Europe is the clearest illustration of what this looks like in practice, though it stands in for most of the world. The EU has genuine regulatory ambitions, has passed the AI Act, and has the institutional capacity to at least attempt coordinated action. And yet European governments look at the energy infrastructure, compute investment, and capital availability in the United States and China and recognize that their regulatory environment and capital markets structurally cannot match it. Even careful deliberation of a few months may now be disqualifying in this race. Nations with fewer institutional resources than Europe, which is most of them, don't have that choice to make. They're largely observers of a contest whose outcome will shape their future regardless.

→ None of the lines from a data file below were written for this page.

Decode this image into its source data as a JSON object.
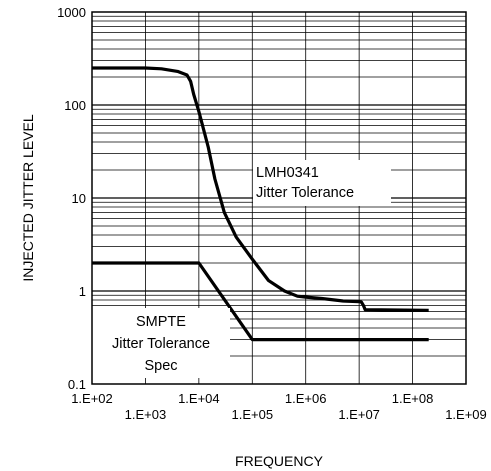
{
  "chart_data": {
    "type": "line",
    "xlabel": "FREQUENCY",
    "ylabel": "INJECTED JITTER LEVEL",
    "xscale": "log",
    "yscale": "log",
    "xlim": [
      100,
      1000000000
    ],
    "ylim": [
      0.1,
      1000
    ],
    "grid": true,
    "x_tick_labels": [
      "1.E+02",
      "1.E+03",
      "1.E+04",
      "1.E+05",
      "1.E+06",
      "1.E+07",
      "1.E+08",
      "1.E+09"
    ],
    "y_tick_labels": [
      "0.1",
      "1",
      "10",
      "100",
      "1000"
    ],
    "annotations": [
      {
        "id": "lmh",
        "lines": [
          "LMH0341",
          "Jitter Tolerance"
        ]
      },
      {
        "id": "smpte",
        "lines": [
          "SMPTE",
          "Jitter Tolerance",
          "Spec"
        ]
      }
    ],
    "series": [
      {
        "x": [
          100,
          300,
          1000,
          2000,
          4000,
          6000,
          7000,
          8000,
          10000,
          15000,
          20000,
          30000,
          50000,
          100000,
          200000,
          400000,
          700000,
          1000000,
          2000000,
          5000000,
          10000000,
          11000000,
          12000000,
          13000000,
          200000000
        ],
        "y": [
          250,
          250,
          250,
          245,
          230,
          210,
          180,
          130,
          85,
          35,
          16,
          7,
          3.8,
          2.2,
          1.3,
          1.0,
          0.88,
          0.86,
          0.83,
          0.78,
          0.77,
          0.76,
          0.7,
          0.63,
          0.62
        ]
      },
      {
        "x": [
          100,
          10000,
          100000,
          200000000
        ],
        "y": [
          2,
          2,
          0.3,
          0.3
        ]
      }
    ]
  }
}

What makes all of this genuinely unsettling isn't just the technology. It's the timeline. We moved from debating AI's impact on employment to confronting its implications for critical infrastructure security in roughly twelve months. Democracies don't build international consensus in twelve months. Regulatory frameworks don't form in twelve months. Public understanding certainly doesn't shift that quickly, which is why a meaningful portion of the population still thinks of these systems primarily as sophisticated text generators. That perception gap matters, because the political will to address a problem depends on people first understanding what the problem actually is.
Something comparable to Mythos will arrive from another lab soon enough, perhaps developed somewhere less concerned with coordinated defense. And worth noting as a final layer of sobriety: quantum computing, still a few years from practical deployment at scale, is advancing faster than most expected. Researchers are increasingly confident it will dramatically amplify AI capabilities when it arrives, compressing already-short development cycles further. If the current pace feels difficult to govern, it's worth asking what governance looks like when that acceleration arrives.
The question worth sitting with isn't what we do about this specific model. It's whether we're capable of building the kind of global coordination this moment requires, at the speed it requires. We've never had to do that before. A year ago, we were debating whether AI would write your emails.
What will we be debating a year from now?